Pierre-Emmanuel Moyse, McGill University, Faculty of Law, has posted Colonial Copyright Redux: 1709 vs. 1832 on SSRN.:
The study of colonialism shows us that the law often serves the needs and interests of both the Imperial power and the subjugated country. Concessions are necessary to rule a conquered population. In order to understand Canadian law and the measure of Imperial influence, one must understand the dialogue between the various legal traditions.
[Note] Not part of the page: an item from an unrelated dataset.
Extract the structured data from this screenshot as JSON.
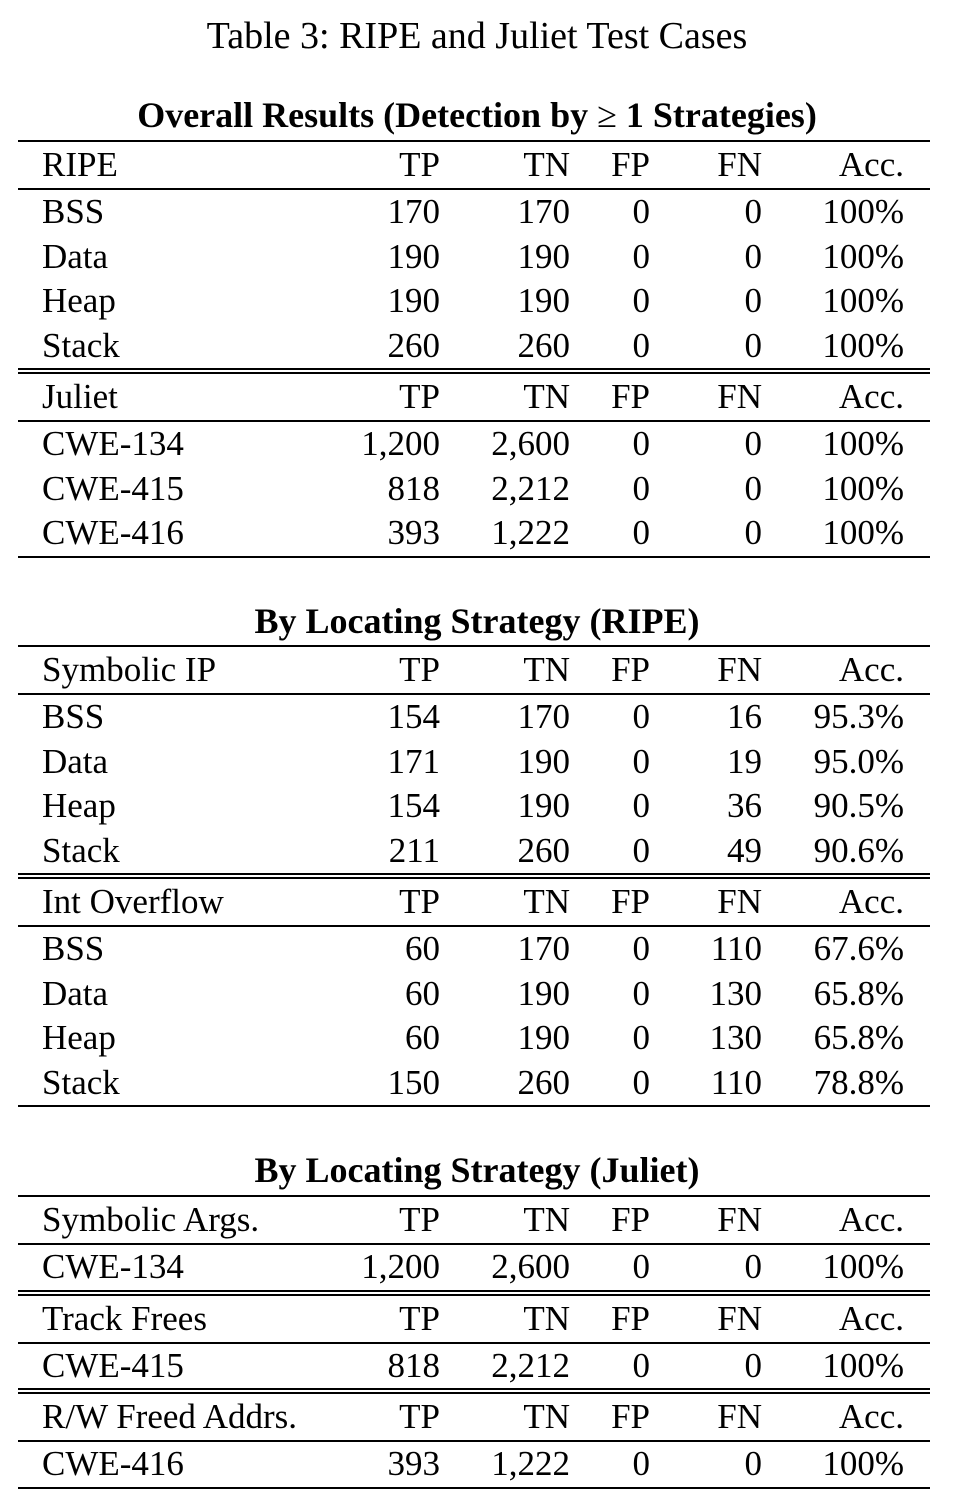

This essay will examine legal transplants in a historical and colonial context. It will begin with a brief review of Canadian history in order to understand the evolution of Canadian copyright law. It will focus on the creation and significance of Canada’s first copyright legislation. Using the Statute of Anne as a reference point, this essay will describe the evolution of Canadian copyright law on its journey to self-determination during the 18th and 19th centuries. More specifically, this essay will explore the influence of the 1709 Statute of Anne on the 1832 colonial Acte pour protéger la propriété intellectuelle.
It will argue that the influence of the Statute of Anne as an expression of the Canadianess of Canadian copyright policy is not to be found in the text of 1832. It can be found in the small prints of the numerous bills and amendments proposed to the English Parliament, in those provisions buried in the text which triggered an open war between Canadian, American and English publishers and stigmatized by the 1847 Foreign Reprints Act. It is in the context of the 1847 piece that the influence of the Statue of Anne and its monopolistic or imperialistic effects can be fully grasped

Friday, July 20, 2018

Canadian Legal History for Kids! Meet Viola Desmond by Elizabeth MacLeod for Scholastic

Scholastic Canada Biography: Meet Viola Desmond

Canadian Legal History for Kids! Meet Viola Desmond by Elizabeth MacLeod, published by Scholastic Canada.

Hat tip to David Steeves, who recently bought this for his son Daniel.

Any other legal histories for kids anyone knows about?

Friday, July 13, 2018

G. Blaine Baker

The Osgoode Society is profoundly saddened to announce the recent sudden death of G. Blaine Baker. A wonderful historian, teacher and friend. No funeral details as yet.

Thursday, July 12, 2018

New from UTP: Campbell, Miscarriages of Justice in Canada

Looks like there is some legal history in this new book from U of T press by Kathryn M. Campbell:

Miscarriages of Justice in CanadaMiscarriages of Justice in Canada:Causes, Responses, Remedies

Innocent people are regularly convicted of crimes they did not commit. A number of systemic factors have been found to contribute to wrongful convictions, including eyewitness misidentification, false confessions, informant testimony, official misconduct, and faulty forensic evidence. 

In Miscarriages of Justice in Canada, Kathryn M. Campbell offers an extensive overview of wrongful convictions, bringing together current sociological, criminological, and legal research, as well as current case-law examples. For the first time, information on all known and suspected cases of wrongful conviction in Canada is included and interspersed with discussions of how wrongful convictions happen, how existing remedies to rectify them are inadequate, and how those who have been victimized by these errors are rarely compensated. Campbell reveals that the causes of wrongful convictions are, in fact, avoidable, and that those in the criminal justice system must exercise greater vigilance and openness to the possibility of error if the problem of wrongful conviction is to be resolved.